2. Ensayo Digitonina con sin etiqueta Salmonella (análisis basado Microscopía-)

  1. Preparación de las bacterias de las culturas O / N.
    1. Inocular no marcado Salmonella de tipo salvaje SL1344 (resistente a la estreptomicina) 1 día antes de la infección en 3 ml de medio LB suplementado con estreptomicina (90 mg / ml) en un agitador a 37 ° CO / N.
    2. Plating células para la infección.

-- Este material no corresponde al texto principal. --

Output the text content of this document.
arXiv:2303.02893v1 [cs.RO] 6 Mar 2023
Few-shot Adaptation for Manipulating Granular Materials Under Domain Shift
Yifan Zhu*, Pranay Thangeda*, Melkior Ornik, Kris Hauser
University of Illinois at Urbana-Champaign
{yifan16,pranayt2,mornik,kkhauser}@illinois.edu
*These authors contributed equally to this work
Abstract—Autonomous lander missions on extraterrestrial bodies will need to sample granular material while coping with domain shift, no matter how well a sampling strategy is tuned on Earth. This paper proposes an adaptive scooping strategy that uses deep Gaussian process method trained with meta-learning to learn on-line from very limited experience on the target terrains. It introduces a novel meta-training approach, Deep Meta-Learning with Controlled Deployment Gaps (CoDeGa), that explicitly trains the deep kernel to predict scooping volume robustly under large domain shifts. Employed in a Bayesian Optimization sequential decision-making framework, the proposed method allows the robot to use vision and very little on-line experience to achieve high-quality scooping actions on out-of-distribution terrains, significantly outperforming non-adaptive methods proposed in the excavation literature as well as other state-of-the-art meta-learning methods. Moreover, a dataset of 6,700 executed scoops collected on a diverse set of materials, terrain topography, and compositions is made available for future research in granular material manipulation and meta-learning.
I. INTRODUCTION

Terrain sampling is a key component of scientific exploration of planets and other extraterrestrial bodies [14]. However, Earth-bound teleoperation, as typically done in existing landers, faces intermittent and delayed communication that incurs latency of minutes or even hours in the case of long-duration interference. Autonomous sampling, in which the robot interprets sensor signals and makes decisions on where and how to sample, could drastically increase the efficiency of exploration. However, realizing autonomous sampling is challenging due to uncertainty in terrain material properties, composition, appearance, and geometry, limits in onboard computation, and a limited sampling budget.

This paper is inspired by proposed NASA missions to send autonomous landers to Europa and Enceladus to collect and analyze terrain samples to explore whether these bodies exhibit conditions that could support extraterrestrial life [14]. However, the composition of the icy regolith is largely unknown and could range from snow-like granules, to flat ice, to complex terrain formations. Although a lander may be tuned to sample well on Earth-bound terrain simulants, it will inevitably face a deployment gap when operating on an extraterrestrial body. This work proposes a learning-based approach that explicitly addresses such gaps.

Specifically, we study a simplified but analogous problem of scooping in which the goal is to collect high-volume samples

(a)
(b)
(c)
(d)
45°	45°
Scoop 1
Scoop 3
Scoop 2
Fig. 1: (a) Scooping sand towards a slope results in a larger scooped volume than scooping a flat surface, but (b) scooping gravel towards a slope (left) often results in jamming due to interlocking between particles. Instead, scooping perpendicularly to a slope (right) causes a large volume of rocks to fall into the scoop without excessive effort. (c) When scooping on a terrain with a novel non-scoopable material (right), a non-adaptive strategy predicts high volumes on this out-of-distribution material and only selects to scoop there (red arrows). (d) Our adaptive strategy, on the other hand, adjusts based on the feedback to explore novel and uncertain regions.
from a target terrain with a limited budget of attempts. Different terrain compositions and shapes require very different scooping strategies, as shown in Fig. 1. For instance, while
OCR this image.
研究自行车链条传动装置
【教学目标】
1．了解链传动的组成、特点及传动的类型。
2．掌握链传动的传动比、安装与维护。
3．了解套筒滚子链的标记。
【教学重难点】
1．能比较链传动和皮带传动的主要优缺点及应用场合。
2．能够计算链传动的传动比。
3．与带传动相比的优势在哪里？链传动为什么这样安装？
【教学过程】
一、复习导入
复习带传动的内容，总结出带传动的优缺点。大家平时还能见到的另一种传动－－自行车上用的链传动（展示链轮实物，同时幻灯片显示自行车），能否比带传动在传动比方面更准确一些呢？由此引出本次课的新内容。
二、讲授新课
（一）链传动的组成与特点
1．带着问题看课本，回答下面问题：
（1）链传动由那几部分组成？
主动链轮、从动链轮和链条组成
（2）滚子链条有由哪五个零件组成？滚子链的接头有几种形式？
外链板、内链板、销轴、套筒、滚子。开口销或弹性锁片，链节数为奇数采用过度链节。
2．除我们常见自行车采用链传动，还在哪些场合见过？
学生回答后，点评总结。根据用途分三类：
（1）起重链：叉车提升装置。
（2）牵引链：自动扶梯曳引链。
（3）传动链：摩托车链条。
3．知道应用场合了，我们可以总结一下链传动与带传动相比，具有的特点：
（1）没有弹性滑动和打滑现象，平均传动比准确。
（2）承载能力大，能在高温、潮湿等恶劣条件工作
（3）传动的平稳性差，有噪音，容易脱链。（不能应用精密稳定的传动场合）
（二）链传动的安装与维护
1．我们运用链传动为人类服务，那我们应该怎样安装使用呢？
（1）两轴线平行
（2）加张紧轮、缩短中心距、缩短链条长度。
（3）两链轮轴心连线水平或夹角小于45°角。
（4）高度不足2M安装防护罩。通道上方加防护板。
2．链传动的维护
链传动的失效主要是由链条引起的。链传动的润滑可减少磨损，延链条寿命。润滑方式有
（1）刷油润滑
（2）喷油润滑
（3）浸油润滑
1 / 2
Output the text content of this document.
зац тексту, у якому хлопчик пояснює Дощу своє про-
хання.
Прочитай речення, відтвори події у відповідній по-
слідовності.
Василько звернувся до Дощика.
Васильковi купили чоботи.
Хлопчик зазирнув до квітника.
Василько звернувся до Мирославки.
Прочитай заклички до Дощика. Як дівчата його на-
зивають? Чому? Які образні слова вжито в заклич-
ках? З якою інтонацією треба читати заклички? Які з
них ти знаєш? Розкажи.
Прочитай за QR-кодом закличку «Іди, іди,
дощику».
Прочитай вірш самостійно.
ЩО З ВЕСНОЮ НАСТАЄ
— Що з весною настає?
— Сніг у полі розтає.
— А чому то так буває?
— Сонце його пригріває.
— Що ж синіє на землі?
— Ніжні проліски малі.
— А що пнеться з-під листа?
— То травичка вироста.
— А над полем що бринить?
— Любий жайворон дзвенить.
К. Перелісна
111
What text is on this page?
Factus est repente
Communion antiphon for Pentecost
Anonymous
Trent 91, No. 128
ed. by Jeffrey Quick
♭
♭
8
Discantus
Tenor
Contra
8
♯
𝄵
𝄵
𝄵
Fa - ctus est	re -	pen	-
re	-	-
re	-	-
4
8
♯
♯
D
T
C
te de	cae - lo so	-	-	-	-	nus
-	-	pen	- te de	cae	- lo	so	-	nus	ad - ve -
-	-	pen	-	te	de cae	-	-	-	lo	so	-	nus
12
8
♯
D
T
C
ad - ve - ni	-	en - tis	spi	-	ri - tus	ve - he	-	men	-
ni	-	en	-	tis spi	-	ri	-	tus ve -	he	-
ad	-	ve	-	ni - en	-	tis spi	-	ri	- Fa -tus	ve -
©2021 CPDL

      1. BMDMs semilla en una placa de 24 pocillos que contienen cubreobjetos de vidrio estériles a una densidad de 1,25 x 10 5 células / pocillo en 1 ml de medio de macrófagos (DMEM suplementado con 10% de suero de ternera fetal (FCS, de-complementado, 56 ° C,30 min), 1% HEPES, 1% los L-aminoácidos no esenciales (NEAA), 1% de L-glutamina y 10% de sobrenadante L929). Pozos de siembra de acuerdo con la Tabla 1 para dar cuenta de las condiciones individuales.
      2. Se incuban las células O / N en una incubadora a 37 ° C y 5% de CO 2.
    3. Preparación de las bacterias de la infección.
      1. El día siguiente, determinar la concentración de Salmonella en el cultivo O / N mediante la dilución de la cultura 1:10 en PBS y midiendo la OD 600 contra un único control PBS. Esto asegura que el OD 600 se mide en el intervalo lineal del espectrofotómetro.
      2. Determinar la concentración de Salmonella por mililitro. Un OD 600 de 1 corresponde a 1 x 10 9 bacterias.
      3. Diluir las bacterias en un medio de macrófagos para alcanzar una concentración de Salmonella 1,25 x 10 6 células / ml.
    4. La infección de células con Salmonella. Retire medio de todos los pocillos. Añadir 1 ml de medio de macrófagos claro a los pocillos de control no infectadas (B1 - B3, C1 - C3). Añadir 1 ml de suspensión de Salmonella a los pocillos A1 - A5 para llegar a una multiplicidad de infección (moi) de 10 bacterias por célula.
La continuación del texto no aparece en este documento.